Take a random sequence, $S = [s_0, s_1, ... s_n]$ .
Decompose it into a list of trends
$T_0 = [A + B + ... K] = [[a_0, a_1, ...] + [b_0, b_1, ... ] + ... [k_0, k_1 ...] ]$
The mean of these trends decreases, monotonically: mean(A) > mean(B) > ... > mean(K)
$T_1 = [K + A + B + ... ] = [[k_0, k_1, ...] + [a_0, a_1, ...] + [b_0, b_1, ... ] + ...]$
mean(K) < mean(A). K and A will merge to make a single trend!Okay, mean(A) > mean(B), so they stayed separate in the original decomposition,
but yes, it's possible that mean(K + A) < mean(B), so they might now merge, too, into K + A + B and so on.
You don't care.
What you do care about is that rotating the sequence this way decreases the number of trends at every step.
Eventually, you'll end up with a single trend.
(1) Every random sequence has a circular permutation that is a single trend. (2) That sequence never has more than one circular permutation that's a single trend.

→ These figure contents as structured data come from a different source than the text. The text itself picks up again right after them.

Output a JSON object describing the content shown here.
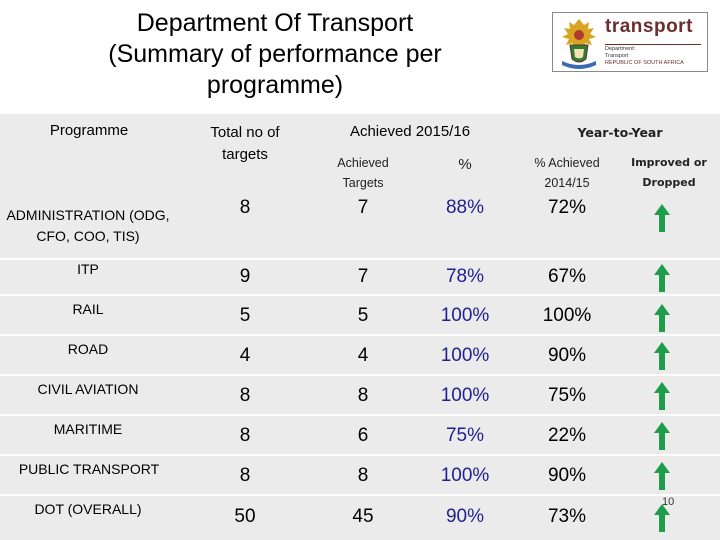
{
  "title": {
    "line1": "Department Of Transport",
    "line2": "(Summary of performance per",
    "line3": "programme)"
  },
  "logo": {
    "wordmark": "transport",
    "line1": "Department:",
    "line2": "Transport",
    "line3": "REPUBLIC OF SOUTH AFRICA",
    "icon": "coat-of-arms-icon"
  },
  "table": {
    "headers": {
      "programme": "Programme",
      "total_targets": "Total no of targets",
      "achieved_group": "Achieved 2015/16",
      "year_to_year": "Year-to-Year"
    },
    "subheaders": {
      "achieved_targets": "Achieved Targets",
      "percent": "%",
      "pct_achieved_prev": "% Achieved 2014/15",
      "improved_dropped": "Improved or Dropped"
    },
    "rows": [
      {
        "programme": "ADMINISTRATION (ODG, CFO, COO, TIS)",
        "total": "8",
        "achieved": "7",
        "pct": "88%",
        "prev": "72%",
        "trend": "improved"
      },
      {
        "programme": "ITP",
        "total": "9",
        "achieved": "7",
        "pct": "78%",
        "prev": "67%",
        "trend": "improved"
      },
      {
        "programme": "RAIL",
        "total": "5",
        "achieved": "5",
        "pct": "100%",
        "prev": "100%",
        "trend": "improved"
      },
      {
        "programme": "ROAD",
        "total": "4",
        "achieved": "4",
        "pct": "100%",
        "prev": "90%",
        "trend": "improved"
      },
      {
        "programme": "CIVIL AVIATION",
        "total": "8",
        "achieved": "8",
        "pct": "100%",
        "prev": "75%",
        "trend": "improved"
      },
      {
        "programme": "MARITIME",
        "total": "8",
        "achieved": "6",
        "pct": "75%",
        "prev": "22%",
        "trend": "improved"
      },
      {
        "programme": "PUBLIC TRANSPORT",
        "total": "8",
        "achieved": "8",
        "pct": "100%",
        "prev": "90%",
        "trend": "improved"
      },
      {
        "programme": "DOT (OVERALL)",
        "total": "50",
        "achieved": "45",
        "pct": "90%",
        "prev": "73%",
        "trend": "improved"
      }
    ],
    "colors": {
      "background": "#ebebeb",
      "percent_text": "#1f1f8f",
      "arrow_green": "#1e9e4a"
    }
  },
  "page_number": "10"
}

Here's a function that finds that rotation.
def single_trend(s):
ts = trendlist(s)
if len(ts) == 1:
return s
mean_s = statistics.mean(s)
for t in ts:
mean_t = statistics.mean(t)
if mean_t < mean_s:
return s[rotate:] + s[:rotate]
rotate += len(t)
(This optimizes a little by noticing that every trend on the right end that has a mean less than the overall mean will end up merging into the left on rotation.)
Watch it work on rand_10
print_trendlist(rand_10)
print_trendlist(single_trend(rand_10))
Then try it on a random sequence of your own. Use is_trend() to verify your result.
So:
(1) Any set of $N$ random reals has $N!$ permutations. (1) One of them is monotonically increasing (1) $N!/N = (N-1)!$ are increasing trends. (1) Every real sequence has exactly one circular permutation that's a trend.

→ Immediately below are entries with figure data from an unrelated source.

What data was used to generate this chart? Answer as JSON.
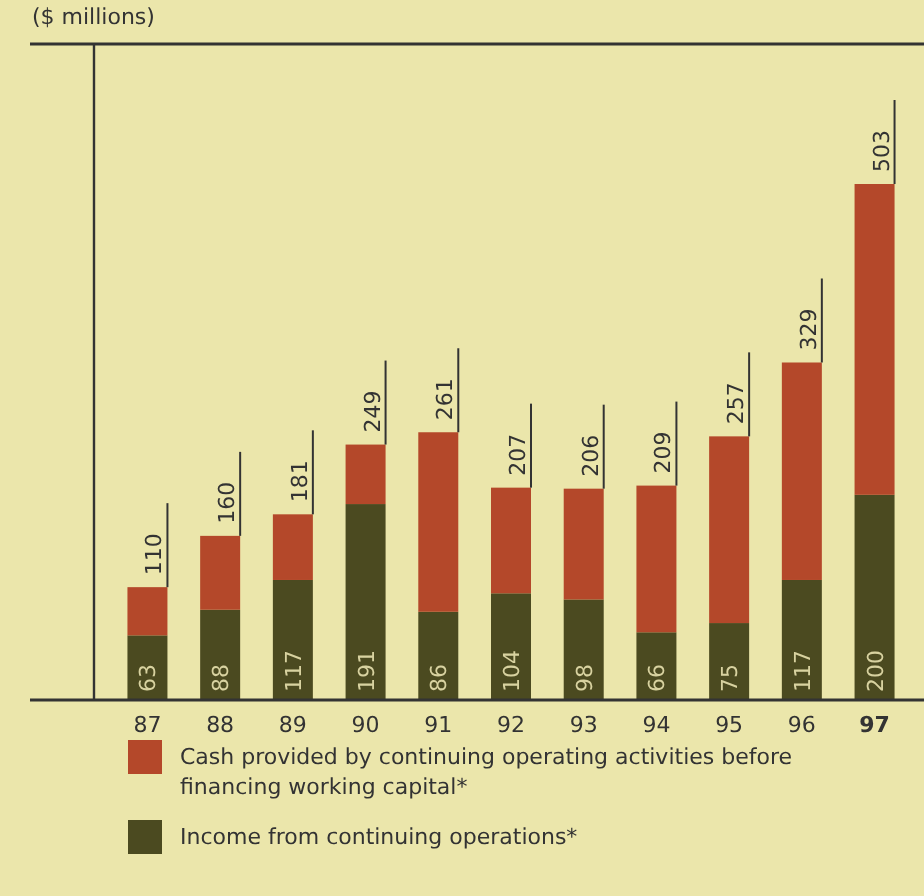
{
  "chart_data": {
    "type": "bar",
    "title": "($ millions)",
    "stacked": true,
    "legend": "bottom",
    "categories": [
      "87",
      "88",
      "89",
      "90",
      "91",
      "92",
      "93",
      "94",
      "95",
      "96",
      "97"
    ],
    "series": [
      {
        "name": "Income from continuing operations*",
        "color": "#4b4a20",
        "values": [
          63,
          88,
          117,
          191,
          86,
          104,
          98,
          66,
          75,
          117,
          200
        ],
        "value_labels": [
          "63",
          "88",
          "117",
          "191",
          "86",
          "104",
          "98",
          "66",
          "75",
          "117",
          "200"
        ]
      },
      {
        "name": "Cash provided by continuing operating activities before financing working capital*",
        "color": "#b4482a",
        "values": [
          47,
          72,
          64,
          58,
          175,
          103,
          108,
          143,
          182,
          212,
          303
        ]
      }
    ],
    "totals": [
      "110",
      "160",
      "181",
      "249",
      "261",
      "207",
      "206",
      "209",
      "257",
      "329",
      "503"
    ]
  }
}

If you generate a random number daily, when you wake up in the morning, at the end of the week your chance of having generated a trend is $1/7$. At the end of a year? $1/365$. A 70-year lifespan?
The odds of a 70-year-lifetime's worth of daily, random floats being monotonic? Bupkis. Of being a trend? About 1/25,000.
Maybe you didn't expect that.
In your city (or the nearest city to you), if everyone generated a random real, every morning, about how many would generate a single trend over a lifetime? If you don't know the approximate population size, you can google it, ask Alexa, or go to your bookshelf and look it up in your gazetteer.